Zehn Tage nach der Havarie der "Costa Concordia" haben Taucher zwei weitere Leichen in dem gekenterten Kreuzfahrtschiff gefunden. Es handle sich bei den Toten um Frauen, teilten die Einsatzkräfte mit. Unterdessen erteilten die italienischen Behörden die Erlaubnis, um mit der Bergung der rund 2300 Tonnen Treibstoff zu beginnen.

Die vorbereitenden Arbeiten sollen am Dienstag aufgenommen werden, wie die niederländische Bergungsfirma Smit mitteilte. Mit den beiden Leichen sind nunmehr 15 Opfer geborgen, acht wurden identifiziert. Noch immer werden mehr als 20 Menschen vermisst.

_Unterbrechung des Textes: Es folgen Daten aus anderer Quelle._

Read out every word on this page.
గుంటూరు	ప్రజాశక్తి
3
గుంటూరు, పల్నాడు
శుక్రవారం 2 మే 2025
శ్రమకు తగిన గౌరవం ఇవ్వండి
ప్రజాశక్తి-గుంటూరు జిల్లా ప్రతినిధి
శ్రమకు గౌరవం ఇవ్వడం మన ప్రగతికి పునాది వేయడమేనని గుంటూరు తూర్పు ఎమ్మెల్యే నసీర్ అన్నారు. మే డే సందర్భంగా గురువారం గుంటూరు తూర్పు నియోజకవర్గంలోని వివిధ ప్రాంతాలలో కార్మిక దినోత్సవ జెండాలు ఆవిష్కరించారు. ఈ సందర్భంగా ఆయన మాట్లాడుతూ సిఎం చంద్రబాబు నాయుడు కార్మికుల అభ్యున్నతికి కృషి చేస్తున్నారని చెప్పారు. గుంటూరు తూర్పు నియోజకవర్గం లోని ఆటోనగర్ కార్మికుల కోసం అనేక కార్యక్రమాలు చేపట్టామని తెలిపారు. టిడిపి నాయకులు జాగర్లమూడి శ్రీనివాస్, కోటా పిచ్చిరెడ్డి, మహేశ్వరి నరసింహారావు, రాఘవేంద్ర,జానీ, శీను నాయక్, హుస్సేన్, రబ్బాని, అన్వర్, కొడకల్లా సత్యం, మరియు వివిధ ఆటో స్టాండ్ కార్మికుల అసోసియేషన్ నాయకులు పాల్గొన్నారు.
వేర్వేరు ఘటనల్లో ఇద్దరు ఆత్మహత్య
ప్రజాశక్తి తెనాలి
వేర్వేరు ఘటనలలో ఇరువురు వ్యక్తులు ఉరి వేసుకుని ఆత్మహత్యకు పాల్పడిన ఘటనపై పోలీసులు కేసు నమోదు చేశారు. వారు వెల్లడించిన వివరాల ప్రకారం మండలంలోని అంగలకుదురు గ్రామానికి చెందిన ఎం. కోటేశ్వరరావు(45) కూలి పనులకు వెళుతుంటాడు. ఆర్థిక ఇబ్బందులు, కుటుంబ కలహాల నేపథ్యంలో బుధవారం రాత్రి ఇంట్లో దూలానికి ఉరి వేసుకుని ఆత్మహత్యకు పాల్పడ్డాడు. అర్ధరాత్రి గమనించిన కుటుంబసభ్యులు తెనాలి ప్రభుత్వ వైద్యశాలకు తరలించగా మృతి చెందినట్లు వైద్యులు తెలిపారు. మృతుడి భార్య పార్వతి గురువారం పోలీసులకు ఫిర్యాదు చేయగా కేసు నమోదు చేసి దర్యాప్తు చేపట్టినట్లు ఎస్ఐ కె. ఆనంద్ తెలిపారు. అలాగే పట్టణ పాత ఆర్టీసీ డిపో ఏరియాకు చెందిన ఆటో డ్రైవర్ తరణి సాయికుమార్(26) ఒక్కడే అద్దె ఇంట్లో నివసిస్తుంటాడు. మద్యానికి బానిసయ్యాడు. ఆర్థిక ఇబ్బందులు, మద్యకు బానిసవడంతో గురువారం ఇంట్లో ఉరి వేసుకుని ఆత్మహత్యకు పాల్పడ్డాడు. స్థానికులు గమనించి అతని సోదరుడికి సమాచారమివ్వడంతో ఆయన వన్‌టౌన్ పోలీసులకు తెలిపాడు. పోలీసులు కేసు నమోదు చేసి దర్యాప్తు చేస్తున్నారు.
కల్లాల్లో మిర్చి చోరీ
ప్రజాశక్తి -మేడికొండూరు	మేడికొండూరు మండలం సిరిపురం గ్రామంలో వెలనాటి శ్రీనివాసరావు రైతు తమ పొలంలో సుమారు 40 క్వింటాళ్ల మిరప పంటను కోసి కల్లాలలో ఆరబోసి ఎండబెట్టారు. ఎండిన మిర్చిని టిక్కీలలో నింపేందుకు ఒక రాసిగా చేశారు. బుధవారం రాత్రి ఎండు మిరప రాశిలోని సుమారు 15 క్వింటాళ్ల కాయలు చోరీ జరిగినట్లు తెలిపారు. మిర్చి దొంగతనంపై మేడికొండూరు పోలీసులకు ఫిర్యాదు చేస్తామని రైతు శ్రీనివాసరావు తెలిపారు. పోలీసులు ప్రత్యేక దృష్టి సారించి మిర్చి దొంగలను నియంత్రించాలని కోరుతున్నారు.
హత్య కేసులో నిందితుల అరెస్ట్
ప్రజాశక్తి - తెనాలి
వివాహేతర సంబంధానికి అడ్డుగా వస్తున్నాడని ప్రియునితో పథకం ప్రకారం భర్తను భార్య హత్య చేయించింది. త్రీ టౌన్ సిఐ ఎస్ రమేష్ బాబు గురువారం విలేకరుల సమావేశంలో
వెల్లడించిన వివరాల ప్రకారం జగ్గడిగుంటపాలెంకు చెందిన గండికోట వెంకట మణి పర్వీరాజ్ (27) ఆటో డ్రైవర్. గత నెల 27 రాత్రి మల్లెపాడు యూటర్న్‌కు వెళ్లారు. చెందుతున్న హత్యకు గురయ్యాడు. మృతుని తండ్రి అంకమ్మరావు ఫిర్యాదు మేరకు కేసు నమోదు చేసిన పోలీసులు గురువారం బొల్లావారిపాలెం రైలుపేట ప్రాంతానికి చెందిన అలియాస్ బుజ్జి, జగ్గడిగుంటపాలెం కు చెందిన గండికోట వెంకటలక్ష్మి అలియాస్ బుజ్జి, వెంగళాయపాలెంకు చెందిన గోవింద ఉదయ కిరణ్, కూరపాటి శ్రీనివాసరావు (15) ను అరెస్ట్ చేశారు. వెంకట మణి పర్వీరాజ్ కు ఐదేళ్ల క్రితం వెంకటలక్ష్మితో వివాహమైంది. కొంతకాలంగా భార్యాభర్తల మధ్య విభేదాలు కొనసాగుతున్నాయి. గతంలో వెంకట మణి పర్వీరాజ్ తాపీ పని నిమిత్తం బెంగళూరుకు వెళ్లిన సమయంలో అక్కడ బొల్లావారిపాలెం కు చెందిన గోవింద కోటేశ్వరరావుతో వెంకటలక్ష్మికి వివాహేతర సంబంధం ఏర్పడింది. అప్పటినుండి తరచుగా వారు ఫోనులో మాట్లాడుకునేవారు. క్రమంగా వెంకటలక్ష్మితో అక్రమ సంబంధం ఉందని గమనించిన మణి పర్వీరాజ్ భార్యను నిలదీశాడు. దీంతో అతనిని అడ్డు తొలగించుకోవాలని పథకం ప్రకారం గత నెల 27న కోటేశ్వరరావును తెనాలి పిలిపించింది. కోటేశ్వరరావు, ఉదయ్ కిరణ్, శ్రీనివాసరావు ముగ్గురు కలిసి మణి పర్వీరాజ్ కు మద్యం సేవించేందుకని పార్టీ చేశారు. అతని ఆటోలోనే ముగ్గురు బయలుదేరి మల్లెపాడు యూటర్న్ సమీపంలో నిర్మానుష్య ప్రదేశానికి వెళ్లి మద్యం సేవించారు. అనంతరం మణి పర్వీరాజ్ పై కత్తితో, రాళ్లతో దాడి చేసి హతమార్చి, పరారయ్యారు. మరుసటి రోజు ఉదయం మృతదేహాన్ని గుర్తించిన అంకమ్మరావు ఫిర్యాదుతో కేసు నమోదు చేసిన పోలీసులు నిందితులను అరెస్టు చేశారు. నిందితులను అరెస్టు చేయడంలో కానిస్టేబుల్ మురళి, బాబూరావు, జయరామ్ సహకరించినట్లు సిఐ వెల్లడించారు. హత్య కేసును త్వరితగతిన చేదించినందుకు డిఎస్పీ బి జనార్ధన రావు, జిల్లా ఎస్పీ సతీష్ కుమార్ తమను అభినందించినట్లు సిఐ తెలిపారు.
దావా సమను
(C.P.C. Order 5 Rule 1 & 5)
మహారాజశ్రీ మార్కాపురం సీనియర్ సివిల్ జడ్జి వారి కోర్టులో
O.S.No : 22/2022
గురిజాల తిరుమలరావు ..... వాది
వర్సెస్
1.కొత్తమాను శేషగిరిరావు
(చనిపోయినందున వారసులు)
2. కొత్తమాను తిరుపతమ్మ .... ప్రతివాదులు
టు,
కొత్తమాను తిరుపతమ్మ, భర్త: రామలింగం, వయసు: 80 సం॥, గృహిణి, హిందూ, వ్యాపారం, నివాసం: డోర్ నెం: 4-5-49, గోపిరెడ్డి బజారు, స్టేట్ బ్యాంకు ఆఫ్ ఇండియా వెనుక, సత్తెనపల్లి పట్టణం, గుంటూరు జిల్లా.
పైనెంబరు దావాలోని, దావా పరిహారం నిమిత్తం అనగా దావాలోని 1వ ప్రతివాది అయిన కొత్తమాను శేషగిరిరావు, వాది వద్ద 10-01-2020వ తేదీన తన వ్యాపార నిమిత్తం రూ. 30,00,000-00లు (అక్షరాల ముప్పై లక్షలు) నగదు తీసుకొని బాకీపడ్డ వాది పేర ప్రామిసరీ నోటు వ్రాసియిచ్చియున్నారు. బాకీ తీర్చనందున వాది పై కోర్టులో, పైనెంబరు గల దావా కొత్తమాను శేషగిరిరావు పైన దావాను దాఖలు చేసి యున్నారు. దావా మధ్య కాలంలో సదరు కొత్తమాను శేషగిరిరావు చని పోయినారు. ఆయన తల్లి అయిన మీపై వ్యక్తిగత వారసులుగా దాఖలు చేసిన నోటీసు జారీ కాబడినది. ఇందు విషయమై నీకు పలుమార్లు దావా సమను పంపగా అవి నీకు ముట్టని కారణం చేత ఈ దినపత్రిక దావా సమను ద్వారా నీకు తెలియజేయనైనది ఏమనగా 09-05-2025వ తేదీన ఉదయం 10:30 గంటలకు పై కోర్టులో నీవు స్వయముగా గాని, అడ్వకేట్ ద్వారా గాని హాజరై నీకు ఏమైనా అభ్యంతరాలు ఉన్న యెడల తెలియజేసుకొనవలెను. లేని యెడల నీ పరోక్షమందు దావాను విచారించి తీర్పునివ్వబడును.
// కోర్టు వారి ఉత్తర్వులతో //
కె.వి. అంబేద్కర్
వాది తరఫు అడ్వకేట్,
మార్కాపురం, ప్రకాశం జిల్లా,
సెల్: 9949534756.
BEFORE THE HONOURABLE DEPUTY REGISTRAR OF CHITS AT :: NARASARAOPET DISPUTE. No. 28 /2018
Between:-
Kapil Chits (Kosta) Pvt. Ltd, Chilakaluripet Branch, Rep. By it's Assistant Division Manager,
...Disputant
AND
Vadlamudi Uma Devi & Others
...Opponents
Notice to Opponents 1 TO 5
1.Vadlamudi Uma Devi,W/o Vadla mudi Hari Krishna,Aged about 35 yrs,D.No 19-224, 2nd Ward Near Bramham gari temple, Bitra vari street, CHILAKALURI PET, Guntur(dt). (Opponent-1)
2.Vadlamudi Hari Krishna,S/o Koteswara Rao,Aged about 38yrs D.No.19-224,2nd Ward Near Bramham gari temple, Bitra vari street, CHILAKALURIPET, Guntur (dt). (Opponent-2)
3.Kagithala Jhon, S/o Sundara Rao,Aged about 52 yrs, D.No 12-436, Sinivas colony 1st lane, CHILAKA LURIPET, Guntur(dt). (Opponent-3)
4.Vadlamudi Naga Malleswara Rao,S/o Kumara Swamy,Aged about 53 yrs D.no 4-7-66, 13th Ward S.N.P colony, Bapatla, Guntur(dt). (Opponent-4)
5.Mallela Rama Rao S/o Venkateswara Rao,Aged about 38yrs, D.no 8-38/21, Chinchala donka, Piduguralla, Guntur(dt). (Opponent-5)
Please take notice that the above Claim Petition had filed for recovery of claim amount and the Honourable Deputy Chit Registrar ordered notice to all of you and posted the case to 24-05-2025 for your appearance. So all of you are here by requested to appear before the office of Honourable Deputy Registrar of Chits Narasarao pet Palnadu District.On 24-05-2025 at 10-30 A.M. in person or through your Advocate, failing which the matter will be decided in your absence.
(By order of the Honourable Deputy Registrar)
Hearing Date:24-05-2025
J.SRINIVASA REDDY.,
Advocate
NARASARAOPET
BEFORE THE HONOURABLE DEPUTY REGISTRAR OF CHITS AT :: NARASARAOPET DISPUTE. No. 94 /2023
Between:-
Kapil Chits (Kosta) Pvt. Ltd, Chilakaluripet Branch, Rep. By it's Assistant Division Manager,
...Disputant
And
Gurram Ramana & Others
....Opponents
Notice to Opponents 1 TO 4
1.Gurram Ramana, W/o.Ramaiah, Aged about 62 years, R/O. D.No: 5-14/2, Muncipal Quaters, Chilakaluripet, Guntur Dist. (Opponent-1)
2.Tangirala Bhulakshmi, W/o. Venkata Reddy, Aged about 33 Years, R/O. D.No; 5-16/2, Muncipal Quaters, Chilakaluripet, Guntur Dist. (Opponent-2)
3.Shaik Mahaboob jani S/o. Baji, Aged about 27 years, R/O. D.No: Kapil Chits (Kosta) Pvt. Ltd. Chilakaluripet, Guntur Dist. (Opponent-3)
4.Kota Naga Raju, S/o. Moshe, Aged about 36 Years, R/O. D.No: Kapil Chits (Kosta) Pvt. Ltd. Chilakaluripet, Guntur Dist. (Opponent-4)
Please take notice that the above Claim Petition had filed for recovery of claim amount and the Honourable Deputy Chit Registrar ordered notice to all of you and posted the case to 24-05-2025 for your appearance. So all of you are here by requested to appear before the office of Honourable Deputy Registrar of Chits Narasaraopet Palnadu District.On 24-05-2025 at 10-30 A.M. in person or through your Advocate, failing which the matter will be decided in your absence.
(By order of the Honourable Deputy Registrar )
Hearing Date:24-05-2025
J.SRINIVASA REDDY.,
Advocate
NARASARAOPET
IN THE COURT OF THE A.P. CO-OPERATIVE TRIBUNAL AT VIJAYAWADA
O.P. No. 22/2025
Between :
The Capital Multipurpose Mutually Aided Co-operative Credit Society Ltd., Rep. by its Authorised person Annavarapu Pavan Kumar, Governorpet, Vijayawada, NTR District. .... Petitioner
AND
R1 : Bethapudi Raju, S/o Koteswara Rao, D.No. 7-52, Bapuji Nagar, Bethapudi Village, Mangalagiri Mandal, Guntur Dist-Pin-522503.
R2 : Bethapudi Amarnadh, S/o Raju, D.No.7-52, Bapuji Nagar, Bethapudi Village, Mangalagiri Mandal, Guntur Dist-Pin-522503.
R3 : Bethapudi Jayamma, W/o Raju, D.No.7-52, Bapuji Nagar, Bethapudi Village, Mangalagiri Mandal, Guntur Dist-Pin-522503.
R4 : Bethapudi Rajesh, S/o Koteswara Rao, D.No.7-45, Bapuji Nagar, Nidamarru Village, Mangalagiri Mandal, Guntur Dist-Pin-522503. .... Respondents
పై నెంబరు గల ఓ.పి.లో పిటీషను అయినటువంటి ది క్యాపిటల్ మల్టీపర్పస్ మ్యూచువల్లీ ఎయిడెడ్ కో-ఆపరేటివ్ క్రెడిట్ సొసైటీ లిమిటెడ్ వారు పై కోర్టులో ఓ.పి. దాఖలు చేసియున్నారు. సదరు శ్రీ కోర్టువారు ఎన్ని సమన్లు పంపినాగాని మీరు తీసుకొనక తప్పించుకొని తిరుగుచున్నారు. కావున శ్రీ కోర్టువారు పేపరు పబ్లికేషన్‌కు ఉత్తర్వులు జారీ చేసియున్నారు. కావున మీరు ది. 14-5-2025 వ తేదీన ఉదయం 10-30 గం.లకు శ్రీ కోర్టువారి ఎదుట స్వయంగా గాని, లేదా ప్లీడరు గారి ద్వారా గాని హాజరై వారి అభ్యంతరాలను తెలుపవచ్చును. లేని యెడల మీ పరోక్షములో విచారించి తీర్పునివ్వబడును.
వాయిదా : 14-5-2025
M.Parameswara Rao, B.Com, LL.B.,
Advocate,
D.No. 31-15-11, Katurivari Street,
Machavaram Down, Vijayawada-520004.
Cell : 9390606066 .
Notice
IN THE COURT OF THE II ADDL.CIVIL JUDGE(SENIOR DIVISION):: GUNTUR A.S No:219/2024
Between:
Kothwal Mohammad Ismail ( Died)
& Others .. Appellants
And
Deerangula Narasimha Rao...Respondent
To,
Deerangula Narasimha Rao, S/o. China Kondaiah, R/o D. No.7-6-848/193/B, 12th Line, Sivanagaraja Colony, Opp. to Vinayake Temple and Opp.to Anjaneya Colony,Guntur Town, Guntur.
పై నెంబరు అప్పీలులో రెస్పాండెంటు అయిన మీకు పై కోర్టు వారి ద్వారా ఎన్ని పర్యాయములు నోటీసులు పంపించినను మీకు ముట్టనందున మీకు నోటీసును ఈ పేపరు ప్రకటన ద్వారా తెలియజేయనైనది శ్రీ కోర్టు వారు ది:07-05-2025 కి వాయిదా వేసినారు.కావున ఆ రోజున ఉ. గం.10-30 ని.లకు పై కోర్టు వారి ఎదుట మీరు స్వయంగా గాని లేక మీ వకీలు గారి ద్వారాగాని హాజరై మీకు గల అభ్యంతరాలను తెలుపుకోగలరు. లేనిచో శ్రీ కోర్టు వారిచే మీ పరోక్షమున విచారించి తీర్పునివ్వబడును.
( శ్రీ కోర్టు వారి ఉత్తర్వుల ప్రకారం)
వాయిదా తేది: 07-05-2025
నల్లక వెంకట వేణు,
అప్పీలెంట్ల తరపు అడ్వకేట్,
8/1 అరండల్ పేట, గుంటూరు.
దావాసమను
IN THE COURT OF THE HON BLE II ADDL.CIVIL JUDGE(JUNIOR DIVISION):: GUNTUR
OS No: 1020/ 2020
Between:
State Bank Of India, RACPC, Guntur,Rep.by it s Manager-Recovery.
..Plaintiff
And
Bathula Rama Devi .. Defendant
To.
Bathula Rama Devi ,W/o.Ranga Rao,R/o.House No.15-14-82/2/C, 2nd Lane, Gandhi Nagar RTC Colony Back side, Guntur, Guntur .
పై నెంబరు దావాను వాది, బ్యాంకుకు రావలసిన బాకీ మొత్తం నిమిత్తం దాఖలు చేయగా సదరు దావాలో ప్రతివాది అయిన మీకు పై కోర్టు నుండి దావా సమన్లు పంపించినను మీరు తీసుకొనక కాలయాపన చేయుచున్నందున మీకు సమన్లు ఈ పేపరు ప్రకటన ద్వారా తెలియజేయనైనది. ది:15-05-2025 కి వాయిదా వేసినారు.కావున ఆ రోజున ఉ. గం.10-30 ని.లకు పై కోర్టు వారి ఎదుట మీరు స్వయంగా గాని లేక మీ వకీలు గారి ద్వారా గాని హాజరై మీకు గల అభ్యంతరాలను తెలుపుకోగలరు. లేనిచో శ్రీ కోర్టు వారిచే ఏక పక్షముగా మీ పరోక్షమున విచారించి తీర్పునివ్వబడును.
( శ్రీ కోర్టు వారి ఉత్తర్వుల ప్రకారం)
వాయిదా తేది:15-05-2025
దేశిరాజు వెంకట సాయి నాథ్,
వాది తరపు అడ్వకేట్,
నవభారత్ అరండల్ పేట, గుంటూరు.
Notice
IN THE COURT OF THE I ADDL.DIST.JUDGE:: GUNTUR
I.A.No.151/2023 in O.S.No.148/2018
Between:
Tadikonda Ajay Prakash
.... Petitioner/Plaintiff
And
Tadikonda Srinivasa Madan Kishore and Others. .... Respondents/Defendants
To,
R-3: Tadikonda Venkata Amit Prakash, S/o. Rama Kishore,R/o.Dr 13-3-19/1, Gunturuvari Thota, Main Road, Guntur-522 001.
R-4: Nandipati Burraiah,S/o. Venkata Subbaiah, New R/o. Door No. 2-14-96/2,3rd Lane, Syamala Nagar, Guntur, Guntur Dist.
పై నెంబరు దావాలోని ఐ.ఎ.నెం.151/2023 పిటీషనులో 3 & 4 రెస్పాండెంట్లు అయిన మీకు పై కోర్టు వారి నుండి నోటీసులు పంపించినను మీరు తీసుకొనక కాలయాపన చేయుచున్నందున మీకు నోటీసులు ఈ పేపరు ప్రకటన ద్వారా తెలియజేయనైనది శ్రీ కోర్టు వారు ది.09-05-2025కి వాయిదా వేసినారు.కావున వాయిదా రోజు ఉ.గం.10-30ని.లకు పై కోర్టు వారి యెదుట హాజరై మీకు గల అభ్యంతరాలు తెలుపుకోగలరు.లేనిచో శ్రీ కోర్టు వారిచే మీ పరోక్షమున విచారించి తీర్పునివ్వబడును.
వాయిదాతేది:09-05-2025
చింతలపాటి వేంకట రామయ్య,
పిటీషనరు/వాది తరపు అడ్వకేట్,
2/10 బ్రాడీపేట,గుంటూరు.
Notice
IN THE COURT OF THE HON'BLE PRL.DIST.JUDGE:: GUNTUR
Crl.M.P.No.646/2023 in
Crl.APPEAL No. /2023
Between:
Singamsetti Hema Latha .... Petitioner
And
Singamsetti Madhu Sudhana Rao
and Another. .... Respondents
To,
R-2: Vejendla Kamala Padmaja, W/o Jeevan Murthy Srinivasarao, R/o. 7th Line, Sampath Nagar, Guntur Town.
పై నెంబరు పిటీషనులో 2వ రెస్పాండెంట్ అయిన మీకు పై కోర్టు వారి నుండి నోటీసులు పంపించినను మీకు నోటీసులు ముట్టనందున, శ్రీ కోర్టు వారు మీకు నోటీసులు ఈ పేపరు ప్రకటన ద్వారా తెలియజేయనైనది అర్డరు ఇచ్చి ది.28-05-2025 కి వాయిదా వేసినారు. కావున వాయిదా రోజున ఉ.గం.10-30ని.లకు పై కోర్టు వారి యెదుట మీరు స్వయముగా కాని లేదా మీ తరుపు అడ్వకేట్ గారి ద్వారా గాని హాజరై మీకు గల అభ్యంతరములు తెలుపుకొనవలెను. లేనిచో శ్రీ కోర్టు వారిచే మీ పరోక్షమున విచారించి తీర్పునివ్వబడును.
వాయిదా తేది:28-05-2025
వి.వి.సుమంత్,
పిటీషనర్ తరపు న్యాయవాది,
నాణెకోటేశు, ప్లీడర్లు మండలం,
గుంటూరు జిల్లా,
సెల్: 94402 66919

Eine seit der Havarie als vermisst gemeldete Frau aus Ungarn ist nach offiziellen Angaben bereits seit drei Jahren tot. Die Behauptungen der Angehörigen entbehrten jeder Grundlage, da die betroffene Frau vor drei Jahren verstorben sei, teilte das ungarische Außenministerium mit. Die Angehörigen der Frau hatten zuvor Kontakt mit den Rettungskräften in Italien aufgenommen und angegeben, sie hätten mit ihr telefoniert, als sie sich angeblich auf dem Schiff befand.

Inzwischen wurden auch die Resultate der toxischen Untersuchung von Francesco Schettino veröffentlicht: Der Kapitän der "Costa Concordia" stand demnach nicht unter dem Einfluss von Drogen, als das Schiff auf den Felsen auflief. "Wir hatten am Ergebnis des Tests keine Zweifel", kommentierte Schettinos Rechtsanwalt Bruno Leporatti das Ergebnis.

In Deutschland haben Mitarbeiter der Bahn in Frankfurt Schiffbrüchigen der "Costa Concordia" die Heimreise mit dem ICE verwehrt - weil diese kein Geld für eine Bahnfahrkarte dabei hatten. Wie ein Sprecher des Unternehmens am Montag mitteilte, habe sich der Vorstand inzwischen bei dem 70 Jahre alten Mann und seiner 66 Jahre alten Frau aus dem Westerwald für die Panne am Sonntag entschuldigt.